Archives


Image 2.2.1: Exploring the knowable with Jil Rissi’s and Kirill Agafonov’s “Sawdust Archive Simulator.”

The Tree as an Archive:

Multidisciplinary Collaboration as a Cognitive Process

As a historian, collaborating with an artist has a lot to do with unlearning conventional workflow and keeping oneself from defaulting to familiar answers. Starting out from an object without reading about context or preliminary research was in and of itself a novel method for me. In this project, we set out to identify material, aesthetic and practical similarities between trees and archives.

Historians aren’t by training used to working in teams and to developing ideas in a decentralized manner. The importance of presenting sketches and offering feedback to each other on a daily basis was entirely new to me. Our discussions encouraged me to reflect on my own field of work: what constitutes “history?” What is the role of historians in society? How to approach an historical object––beyond source critique 101? Is anything determined about how historians work their way through archives? Questions that seemed too obvious to ask suddenly gained a deeper meaning.
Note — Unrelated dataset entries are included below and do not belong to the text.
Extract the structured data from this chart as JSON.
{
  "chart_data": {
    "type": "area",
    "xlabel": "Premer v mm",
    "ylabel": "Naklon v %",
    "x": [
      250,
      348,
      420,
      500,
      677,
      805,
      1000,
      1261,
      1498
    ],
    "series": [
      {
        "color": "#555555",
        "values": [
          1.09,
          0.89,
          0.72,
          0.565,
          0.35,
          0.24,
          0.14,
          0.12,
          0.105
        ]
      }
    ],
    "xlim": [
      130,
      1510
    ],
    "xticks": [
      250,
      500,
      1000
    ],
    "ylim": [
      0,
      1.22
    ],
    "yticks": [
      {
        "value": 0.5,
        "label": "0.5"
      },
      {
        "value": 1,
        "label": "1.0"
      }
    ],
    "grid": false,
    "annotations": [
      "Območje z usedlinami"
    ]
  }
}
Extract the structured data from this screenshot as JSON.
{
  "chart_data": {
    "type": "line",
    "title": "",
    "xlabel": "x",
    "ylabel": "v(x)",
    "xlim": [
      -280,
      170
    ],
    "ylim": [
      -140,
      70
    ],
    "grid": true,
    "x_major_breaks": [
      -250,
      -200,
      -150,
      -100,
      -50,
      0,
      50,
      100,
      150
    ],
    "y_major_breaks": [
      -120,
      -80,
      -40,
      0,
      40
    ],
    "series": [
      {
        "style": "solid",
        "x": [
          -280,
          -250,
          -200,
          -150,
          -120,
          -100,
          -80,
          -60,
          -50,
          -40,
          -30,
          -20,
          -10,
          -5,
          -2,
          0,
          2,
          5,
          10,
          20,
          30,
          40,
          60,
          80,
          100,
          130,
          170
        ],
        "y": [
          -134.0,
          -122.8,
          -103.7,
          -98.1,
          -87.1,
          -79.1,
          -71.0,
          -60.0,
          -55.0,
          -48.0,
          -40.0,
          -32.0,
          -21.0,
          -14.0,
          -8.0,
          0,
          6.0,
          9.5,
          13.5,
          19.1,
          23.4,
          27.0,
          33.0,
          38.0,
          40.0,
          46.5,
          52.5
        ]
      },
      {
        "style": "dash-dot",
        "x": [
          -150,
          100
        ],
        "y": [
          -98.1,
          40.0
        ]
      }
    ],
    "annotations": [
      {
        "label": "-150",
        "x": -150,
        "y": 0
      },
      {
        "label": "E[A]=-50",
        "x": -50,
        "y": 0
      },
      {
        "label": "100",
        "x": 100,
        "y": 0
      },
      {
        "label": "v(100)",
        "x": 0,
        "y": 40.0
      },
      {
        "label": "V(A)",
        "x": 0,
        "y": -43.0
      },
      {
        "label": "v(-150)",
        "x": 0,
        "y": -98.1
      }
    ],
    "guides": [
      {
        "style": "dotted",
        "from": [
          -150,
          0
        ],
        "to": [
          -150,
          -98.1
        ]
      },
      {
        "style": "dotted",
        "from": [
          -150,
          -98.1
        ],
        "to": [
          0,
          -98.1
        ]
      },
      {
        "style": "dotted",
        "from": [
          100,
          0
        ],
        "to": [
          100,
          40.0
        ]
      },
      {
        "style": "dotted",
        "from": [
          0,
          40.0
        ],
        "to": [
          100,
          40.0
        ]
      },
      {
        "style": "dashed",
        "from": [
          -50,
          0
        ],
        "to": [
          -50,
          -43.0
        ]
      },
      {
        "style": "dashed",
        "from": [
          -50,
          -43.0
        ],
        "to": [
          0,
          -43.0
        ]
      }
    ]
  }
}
Images 2.2.2 – 2.2.4: Sawdust Archive Simulator by Jil Rissi and Kiril Agafonov, 2024.

It was challenging not to work with a final result in mind, focusing instead on the process and remaining open to any result. Sometimes, I did not see an immediate purpose in our explorations. Yet in the end, all elements came together in our exhibition. The exhibition was an attempt at making the process of searching an archive allegorically experienceable. The Tree as an Archive in its various material properties tied it all together, with our collaboration itself as a symbiosis around this living being and its historical experience.

Jil Rissi, historian, participant, 2024.